The Prostate Health Index: actual utility still to be defined


Last April we reported on activities related to the development of a test known as the Prostate Health Index (PHI or phi), which has been tested for its potential as a tool to better identify men at risk for clinically significant prostate cancer as compared to men with potentially indolent disease.

In May 2010, Catalona et al. presented additional data at the annual meeting of the American Urological Association, and the full text of the report on their prospective, multi-center trial of PHI in 892 men has just been published online in the Journal of Urology (see Catalona et al. for the abstract.)

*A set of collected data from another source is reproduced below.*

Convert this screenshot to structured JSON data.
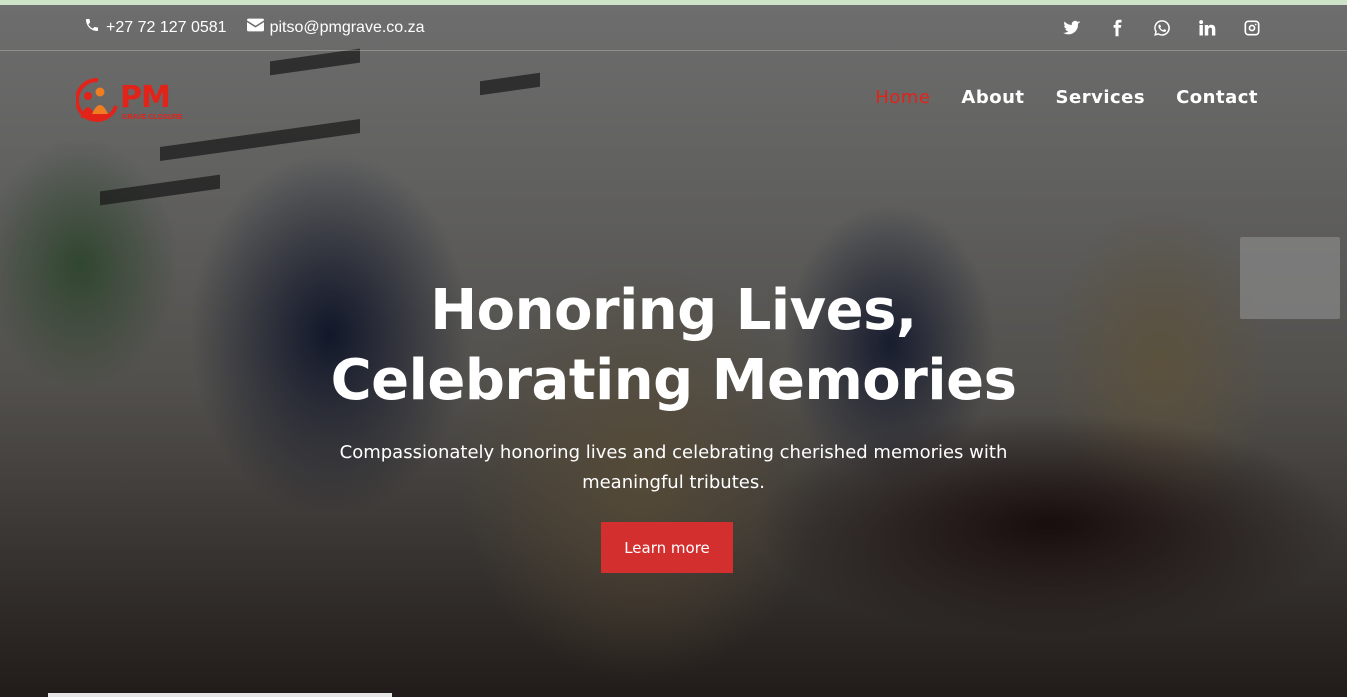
{
  "topbar": {
    "phone": "+27 72 127 0581",
    "email": "pitso@pmgrave.co.za",
    "phone_icon": "phone-icon",
    "email_icon": "envelope-icon",
    "social": [
      "twitter-icon",
      "facebook-icon",
      "whatsapp-icon",
      "linkedin-icon",
      "instagram-icon"
    ]
  },
  "brand": {
    "name": "PM",
    "tagline": "GRAVE CLOSURE",
    "color": "#e2231a"
  },
  "nav": {
    "items": [
      {
        "label": "Home",
        "active": true
      },
      {
        "label": "About",
        "active": false
      },
      {
        "label": "Services",
        "active": false
      },
      {
        "label": "Contact",
        "active": false
      }
    ],
    "active_color": "#e2231a"
  },
  "hero": {
    "title_line1": "Honoring Lives,",
    "title_line2": "Celebrating Memories",
    "subtitle_line1": "Compassionately honoring lives and celebrating cherished memories with",
    "subtitle_line2": "meaningful tributes.",
    "cta_label": "Learn more",
    "cta_color": "#d32f2f"
  }
}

Based on the full report, it is apparent to us that the absolute clinical value of the PHI test is still to be determined. While it offers statistically significant results when applied to large numbers of men, its value as a meaningful indicator of risk for a specific individual is much less clear. The authors’ carefully worded conclusion to their paper states that, “The PHI measurement, … may be useful to decrease unnecessary biopsies with improved specificity at various sensitivities for [prostate cancer] detection in men 50 years or older with PSA 2.0 to 10.0 ng/ml and negative DRE findings” [bold italic type added for emphasis].

It is important to appreciate that this multicenter trial of the PHI test only encompassed the role of the test up to and including the results of a prostate biopsy in men considered to be at potential risk for prostate cancer. We have no real idea (as yet) whether the test can accurately identify men who can be confirmed as high risk based on the outcomes of a radical prostatectomy.

The degree to which levels of the [-2]pro-prostate specific antigen (2pPSA), which is a key component of the PHI test, can be used to help identify risk for either prostate cancer in any form or aggressive forms of prostate cancer in particular is still being studied. The concern of The “New” Prostate Cancer InfoLink is whether the extensive attempts to better use data from PSA isoforms and bound and free PSA in different types of tissue is really going to get us to any test that can truly differentiate between indolent and aggressive forms of this disease, or whether we would be better advised to look at very different areas of research in order to identify such discriminatory tests.